Антикайнен, вызвав своего взрывного подельника, вручил ему магнето.

— Спасибо, брат, вот возвращаю, как и обещал, — сказал он.

— Хорошо, — ответил тот. — Я и не надеялся, вообще-то. Особенно, когда узнал про взрыв в Раахе. А потом подумал, что моего тола не хватило бы разнести какой-то сарай в щепы, да еще и воронку сделать.

Ну, да, взрывник, конечно, был прав. Если бы Тойво во время предварительного посещения туалета Берга не спустил в дыру со всей осторожностью две бутылки с глицерином, приобретенным заранее у аптекаря из Тохмаярви, да еще кое-чем, такого оглушительно разрушающего эффекта добиться бы было невозможно. Кое-что, понятное дело — «царская водка». Толовая шашка сыграла роль детонатора.

Антикайнен имел желание пройтись осенним лесом до самого Тохмаярви, но надо было сделать крюк в Хельсинки, чтобы встретиться с Юрье. Служба службой, но всякий труд должен быть оплачен. Если он не придет за вознаграждением, это может показаться подозрительным. За идею даже фанатики не работают. Все фанатичные идеи подпитываются деньгами, и весьма немалыми, зачастую. Политика, блин! Как сказал один умный человек: «Терроризм и политика — две стороны одной и той же монеты».

В поезде, куда он сел, о взрыве в Раахе никто не говорил. Разве что в купленной газете в хрониках происшествий какой-то умник из полицейского департамента разъяснял, что заядлый охотник Валленберг погиб в результате несчастного случая в связи с неосторожным обращением с порохом.

А также, весьма неожиданно, было помещено совсем небольшое интервью с представителем рабочего движения Нинисто, который «социалист». Говорил он грамотно и не использовал лозунги и пафос. Вероятно, Лейно с ним поработал, либо кто-то из его доверенных лиц. Но для Тойво это уже было совсем неважно.

Условившись о встрече, Антикайнен поймал себя на мысли: как же хочется побыстрее убраться из города, где столько людей! Желание побыть одному в своем маленьком доме, где вокруг только небо, озеро и лес — вот это настоящее желание! А как же, «чтоб на всей Земле наступил коммунизм»?

Юрье пришел в чайную, спокойный и уверенный в себе. Тойво сразу подумал: «Не иначе баблосики в карман капнули». Человек нищий тоже может быть спокойным и уверенным в себе. Только, в отличие от человека богатого, он несет на себе отпечаток вселенской печали. Не стоит путать со «вселенской тоской» — эта падла может быть, как у тех, так и других.

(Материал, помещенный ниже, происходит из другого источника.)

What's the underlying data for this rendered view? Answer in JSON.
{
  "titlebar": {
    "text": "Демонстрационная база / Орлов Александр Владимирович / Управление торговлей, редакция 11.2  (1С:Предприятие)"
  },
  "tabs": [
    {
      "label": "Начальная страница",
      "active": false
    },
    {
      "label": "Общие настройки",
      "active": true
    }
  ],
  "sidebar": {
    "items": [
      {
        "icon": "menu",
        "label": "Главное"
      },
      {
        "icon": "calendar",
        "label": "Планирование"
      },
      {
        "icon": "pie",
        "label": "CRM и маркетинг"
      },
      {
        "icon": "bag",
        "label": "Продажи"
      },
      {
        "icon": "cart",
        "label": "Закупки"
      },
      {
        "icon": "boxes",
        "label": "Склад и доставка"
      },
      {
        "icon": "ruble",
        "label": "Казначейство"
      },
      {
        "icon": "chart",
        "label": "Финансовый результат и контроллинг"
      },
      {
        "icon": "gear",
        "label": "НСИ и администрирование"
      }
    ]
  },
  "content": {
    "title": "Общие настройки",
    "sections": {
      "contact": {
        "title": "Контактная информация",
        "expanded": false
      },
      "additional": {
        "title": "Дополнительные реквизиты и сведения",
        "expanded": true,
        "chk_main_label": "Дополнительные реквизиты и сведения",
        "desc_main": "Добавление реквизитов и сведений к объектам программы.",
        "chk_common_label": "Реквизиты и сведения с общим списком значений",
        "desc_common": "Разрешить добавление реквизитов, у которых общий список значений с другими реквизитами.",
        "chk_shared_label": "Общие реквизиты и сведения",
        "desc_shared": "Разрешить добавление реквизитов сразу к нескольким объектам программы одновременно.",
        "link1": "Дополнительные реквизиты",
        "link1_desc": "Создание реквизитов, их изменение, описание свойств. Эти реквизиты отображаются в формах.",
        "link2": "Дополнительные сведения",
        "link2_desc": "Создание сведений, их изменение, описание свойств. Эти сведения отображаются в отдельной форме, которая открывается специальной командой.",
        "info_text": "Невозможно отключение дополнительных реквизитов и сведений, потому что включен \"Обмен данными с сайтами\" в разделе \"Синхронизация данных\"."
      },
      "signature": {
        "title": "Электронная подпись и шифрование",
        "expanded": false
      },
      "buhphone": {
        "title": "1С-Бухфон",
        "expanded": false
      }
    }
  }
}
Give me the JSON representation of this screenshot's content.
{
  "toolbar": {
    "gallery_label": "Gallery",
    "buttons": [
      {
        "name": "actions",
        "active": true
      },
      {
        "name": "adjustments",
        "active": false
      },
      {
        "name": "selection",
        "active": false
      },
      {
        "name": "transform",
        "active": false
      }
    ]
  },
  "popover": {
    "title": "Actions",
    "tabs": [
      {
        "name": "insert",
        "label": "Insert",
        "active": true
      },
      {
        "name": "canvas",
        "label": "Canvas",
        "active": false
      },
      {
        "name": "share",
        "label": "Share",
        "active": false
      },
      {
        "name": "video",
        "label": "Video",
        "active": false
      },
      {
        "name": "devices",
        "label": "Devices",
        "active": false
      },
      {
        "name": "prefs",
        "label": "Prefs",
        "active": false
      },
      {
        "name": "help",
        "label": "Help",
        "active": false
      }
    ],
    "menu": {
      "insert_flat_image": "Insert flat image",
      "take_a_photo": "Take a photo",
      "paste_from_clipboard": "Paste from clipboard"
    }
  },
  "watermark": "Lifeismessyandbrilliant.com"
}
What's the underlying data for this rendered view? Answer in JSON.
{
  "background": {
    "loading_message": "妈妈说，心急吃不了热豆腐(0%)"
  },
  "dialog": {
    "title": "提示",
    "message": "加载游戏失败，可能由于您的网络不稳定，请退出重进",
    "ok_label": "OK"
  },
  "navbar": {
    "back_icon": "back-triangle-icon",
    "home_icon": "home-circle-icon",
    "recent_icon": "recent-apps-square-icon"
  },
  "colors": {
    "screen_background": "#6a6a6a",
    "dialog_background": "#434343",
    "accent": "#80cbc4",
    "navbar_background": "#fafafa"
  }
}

— Да, — сказал Лейно. — Весьма впечатляюще. Честно скажу: не ожидал. Комбинат наш. И репутация по северам — тоже.

Антикайнен пожал плечами. Почему-то этот жест Юрье растолковал превратно: он поспешно достал из кармана сложенный вдвое картонный листок с нарисованным поверху слоником и, положив на стол, пододвинул его Тойво.

— Здесь оплата, ну, и премиальные за оперативность, — произнес он, отчего-то смущаясь.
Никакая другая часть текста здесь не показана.